‘Don Quijote’ Part II: Madness and malady of reading | Lifestyle.INQ

OCTOBER 27, 2022

MARJORIE Evasco. PHOTO COURTESY OF TIM TOMLINSON.
MARJORIE Evasco. PHOTO COURTESY OF TIM TOMLINSON.
MARJORIE Evasco. PHOTO COURTESY OF TIM TOMLINSON.

AWARD-WINNING writer and poet Marjorie Evasco said that one could read the entire Book II of “Don Quijote de la Mancha” by Miguel de Cervantes Saavedra as the “ludic malady of reading, fortified by the uses of enchantment and disenchantment.”

In celebration of the 400th year of publication of “Segunda Parte del Ingenioso Cavallero Don Quijote de la Mancha,” or Book II of the greatest novel in the world, Evasco delivered her lecture, “Altisidora Postscript: Rereading the Ludic in Book II of ‘Don Quijote de la Mancha,’” recently at the Instituto Cervantes Manila.

Cervantes employed metafiction to tell the story of Book II, wherein the knight errant Don Quijote and his squire Sancho Panza met characters who have read the first book and are aware of their misadventures.

“Book II is where Cervantes continues to explore with his readers the nature of literacy, of the effect of reading on readers, of the pleasures and pitfalls of a reading life, and of the different possible readings of life,” Evasco said. “Rereading the book, Book II especially, invites us to be exceptionally inventive-co-creators of the story within the story of the knight and his squire.”

Evasco said that Cervantes, in his literary quest, used ironic humor and the novelistic structural technique of building stories within stories.

“The historia, particularly Book II, dramatizes for and with the reader’s imagination the dynamic way different individual perspectives of reality—in a literary text—can interact, as individual characters seek a reality different from that commonly found in the arbitrary conventions and assumptive stereotypes of society by willfully reinventing the self and becoming another,” she said.

Highlight of Evasco’s lecture was a creative metatextual presentation where she told parts of the Book II through the voice of the character Altisidora, who has an unrequited love for the knight errant Don Quijote.

“It is possible [to do a creative metatext] because there are many gaps in the novel and you can enter it,” she said. “Many of the things said by Altisidora are exactly how Cervantes said them. I did not change anything.”

According to Evasco, Altisidora, like Don Quixote, knows how to act within her story, a segment of a life’s journey from enchantment to disenchantment.

Chivalry survives

“I believe Altisidora’s creative spirit lives on in generations of female artists, musicians, writers and readers who get her point and appreciate the subtle irony that while she was Book II’s most inventive internal character-as-author, she could only know what Miguel de Cervantes knew of his world, but that she could not know the hand of Miguel de Cervantes, the author-as-creator,” she said.

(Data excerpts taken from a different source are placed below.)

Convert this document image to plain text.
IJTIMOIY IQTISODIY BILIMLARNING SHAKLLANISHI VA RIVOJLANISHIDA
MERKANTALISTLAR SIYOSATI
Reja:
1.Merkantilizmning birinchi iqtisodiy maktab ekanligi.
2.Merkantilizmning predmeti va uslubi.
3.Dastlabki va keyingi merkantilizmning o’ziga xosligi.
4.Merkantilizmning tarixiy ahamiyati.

She noted that in re-reading the Book II, she found that some elements in the novel were still present today, especially in the Philippines.

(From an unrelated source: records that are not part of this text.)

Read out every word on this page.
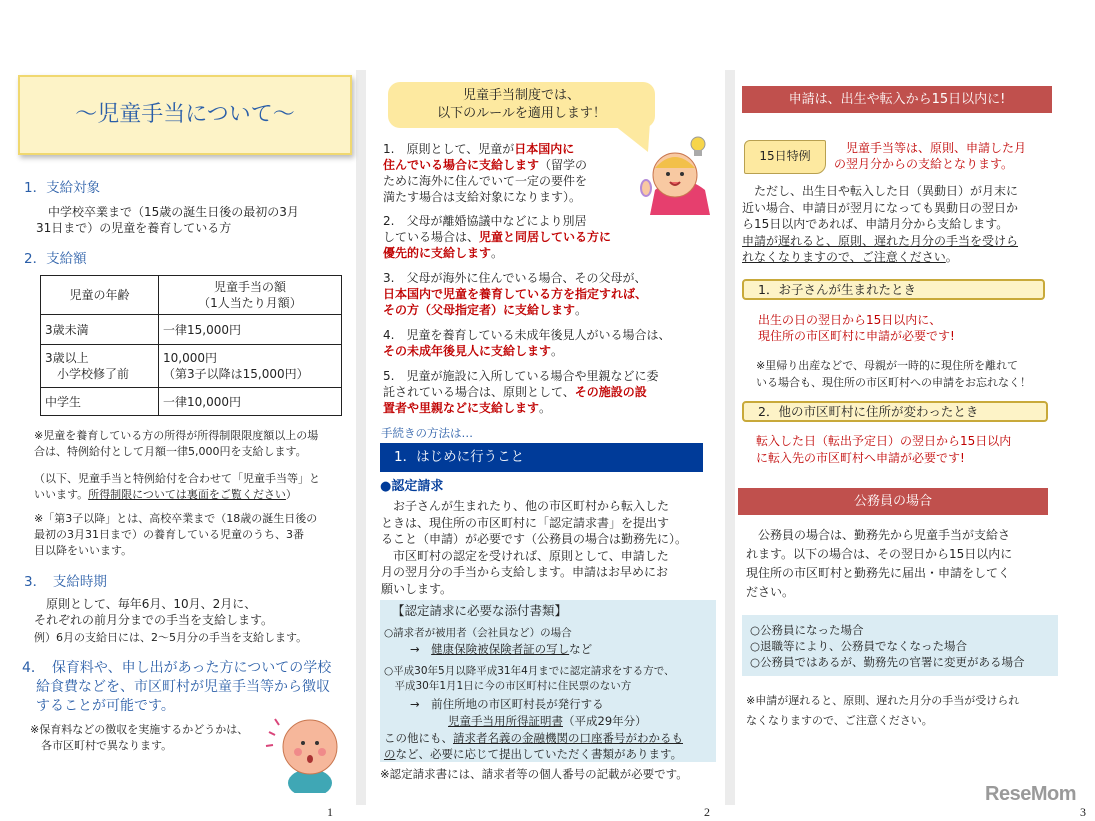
～児童手当について～
1．支給対象

　中学校卒業まで（15歳の誕生日後の最初の3月
31日まで）の児童を養育している方

2．支給額
児童の年齢	児童手当の額
（1人当たり月額）
3歳未満	一律15,000円
3歳以上
　小学校修了前	10,000円
（第3子以降は15,000円）
中学生	一律10,000円

※児童を養育している方の所得が所得制限限度額以上の場
合は、特例給付として月額一律5,000円を支給します。

（以下、児童手当と特例給付を合わせて「児童手当等」と
いいます。所得制限については裏面をご覧ください）

※「第3子以降」とは、高校卒業まで（18歳の誕生日後の
最初の3月31日まで）の養育している児童のうち、3番
目以降をいいます。

3．　支給時期

　原則として、毎年6月、10月、2月に、
それぞれの前月分までの手当を支給します。

例）6月の支給日には、2～5月分の手当を支給します。

4．　保育料や、申し出があった方についての学校
　給食費などを、市区町村が児童手当等から徴収
　することが可能です。

※保育料などの徴収を実施するかどうかは、
　各市区町村で異なります。

1
児童手当制度では、
以下のルールを適用します！
1.　原則として、児童が日本国内に
住んでいる場合に支給します（留学の
ために海外に住んでいて一定の要件を
満たす場合は支給対象になります）。
2.　父母が離婚協議中などにより別居
している場合は、児童と同居している方に
優先的に支給します。
3.　父母が海外に住んでいる場合、その父母が、
日本国内で児童を養育している方を指定すれば、
その方（父母指定者）に支給します。
4.　児童を養育している未成年後見人がいる場合は、
その未成年後見人に支給します。
5.　児童が施設に入所している場合や里親などに委
託されている場合は、原則として、その施設の設
置者や里親などに支給します。
手続きの方法は…
1．はじめに行うこと
●認定請求

　お子さんが生まれたり、他の市区町村から転入した
ときは、現住所の市区町村に「認定請求書」を提出す
ること（申請）が必要です（公務員の場合は勤務先に）。
　市区町村の認定を受ければ、原則として、申請した
月の翌月分の手当から支給します。申請はお早めにお
願いします。

【認定請求に必要な添付書類】
○請求者が被用者（会社員など）の場合
→　 健康保険被保険者証の写しなど

○平成30年5月以降平成31年4月までに認定請求をする方で、
　平成30年1月1日に今の市区町村に住民票のない方

→　 前住所地の市区町村長が発行する
児童手当用所得証明書（平成29年分）
この他にも、請求者名義の金融機関の口座番号がわかるも
のなど、必要に応じて提出していただく書類があります。
※認定請求書には、請求者等の個人番号の記載が必要です。
2
申請は、出生や転入から15日以内に!
15日特例

　児童手当等は、原則、申請した月
の翌月分からの支給となります。

　ただし、出生日や転入した日（異動日）が月末に
近い場合、申請日が翌月になっても異動日の翌日か
ら15日以内であれば、申請月分から支給します。
申請が遅れると、原則、遅れた月分の手当を受けら
れなくなりますので、ご注意ください。
1．お子さんが生まれたとき

出生の日の翌日から15日以内に、
現住所の市区町村に申請が必要です!

※里帰り出産などで、母親が一時的に現住所を離れて
いる場合も、現住所の市区町村への申請をお忘れなく！

2．他の市区町村に住所が変わったとき

転入した日（転出予定日）の翌日から15日以内
に転入先の市区町村へ申請が必要です!

公務員の場合

　公務員の場合は、勤務先から児童手当が支給さ
れます。以下の場合は、その翌日から15日以内に
現住所の市区町村と勤務先に届出・申請をしてく
ださい。

○公務員になった場合
○退職等により、公務員でなくなった場合
○公務員ではあるが、勤務先の官署に変更がある場合

※申請が遅れると、原則、遅れた月分の手当が受けられ
なくなりますので、ご注意ください。

3
ReseMom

“As I looked at Altisidora more closely with the idea of making a metatext, I saw that chivalric code and courtly love is still very much in place in the Philippines,” she said. “No wonder that the best-selling books are the romance fiction in the Philippines.

Cervantes always put the idea of authorship in question and problematized the idea of what is original or pure.

“I think it helps if you are aware as a reader that Cervantes is not taking himself seriously,” Evasco said. “In other words, if you read the prologue, he says ‘you know I’m writing this preface or prologue and I don’t know how to write it.’”

Evasco noted that Cervantes, in fact, had this idea of making up the blurbs at the beginning of his book because for him literature is self-affirming. Following the tradition of Cervantes, she quipped that one does not need someone more famous to write one’s blurbs.

First political novel

Evasco alluded to critic Rodrigo Gonzales Echevarria, who said that “Don Quijote” could be read as the first political novel because it talked about the power dynamics in the society of that time.

“Sancho Panza and Don Quixote, for example, belong to different classes but because they were friends they were able to discourse freely,” Evasco said. “It also tells you about the society in which they were living that strict class structure or hierarchies were already crumbling, and the aristocracy was waning also. So it’s a very interesting book.”

According to her, Gabriel Garcia Marquez said that all the novels one could think of would go all the way back to “Don Quijote.”

“No wonder many writers said that it is the seed of all novels in the world,” Evasco said. “All the narrative genres, all the strategies of telling a story [Cervantes] experimented. So he went ahead of everybody. And I don’t think he will be lost. He will live on and on. That’s a truth we could not escape.”